Ziel von Vinnums Trainer Bidar bleibt unverändert

Fußball: Kreisliga

Mit einem verfeinerten 4-2-3-1-System will Westfalia Vinnums Trainer Frank Bidar in der Rückrunde gehen. Der Konkurrenzkampf beim 13. der Fußball-Kreisliga A2 Recklinghausen ist durch vier Neuzugänge in die Winterpause größer geworden.
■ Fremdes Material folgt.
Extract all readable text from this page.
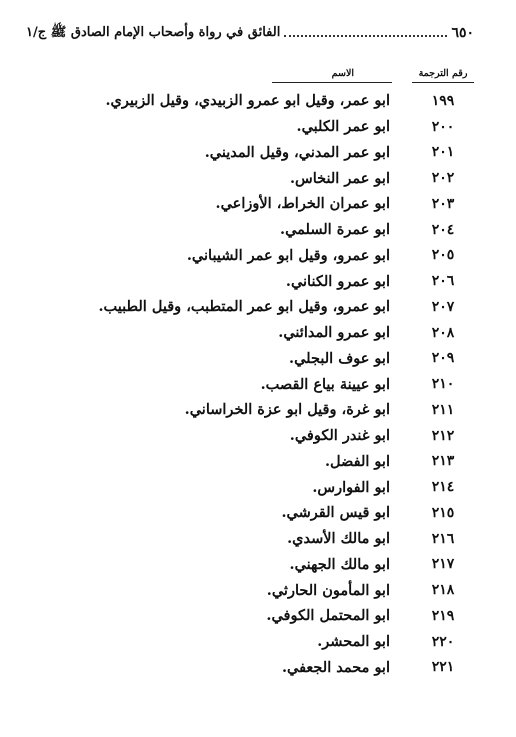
٦٥٠
الفائق في رواة وأصحاب الإمام الصادق ﷺ ج/١
رقم الترجمة
الاسم
١٩٩
ابو عمر، وقيل ابو عمرو الزبيدي، وقيل الزبيري.
٢٠٠
ابو عمر الكلبي.
٢٠١
ابو عمر المدني، وقيل المديني.
٢٠٢
ابو عمر النخاس.
٢٠٣
ابو عمران الخراط، الأوزاعي.
٢٠٤
ابو عمرة السلمي.
٢٠٥
ابو عمرو، وقيل ابو عمر الشيباني.
٢٠٦
ابو عمرو الكناني.
٢٠٧
ابو عمرو، وقيل ابو عمر المتطبب، وقيل الطبيب.
٢٠٨
ابو عمرو المدائني.
٢٠٩
ابو عوف البجلي.
٢١٠
ابو عيينة بياع القصب.
٢١١
ابو غرة، وقيل ابو عزة الخراساني.
٢١٢
ابو غندر الكوفي.
٢١٣
ابو الفضل.
٢١٤
ابو الفوارس.
٢١٥
ابو قيس القرشي.
٢١٦
ابو مالك الأسدي.
٢١٧
ابو مالك الجهني.
٢١٨
ابو المأمون الحارثي.
٢١٩
ابو المحتمل الكوفي.
٢٢٠
ابو المحشر.
٢٢١
ابو محمد الجعفي.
Die Zeit bis zum Sommer will Vinnum nutzen, um sich einzuspielen – muss aber noch nach unten schauen.

VINNUM

, 11.02.2016, 16:29 Uhr / Lesedauer: 1 min
Ziel von Vinnums Trainer Bidar bleibt unverändert

Vinnums Mittelstürmer David Jendrich bekommt von Frank Bidar keine Stammplatzgarantie, obwohl der Torjäger 14 Treffer auf dem Konto hat.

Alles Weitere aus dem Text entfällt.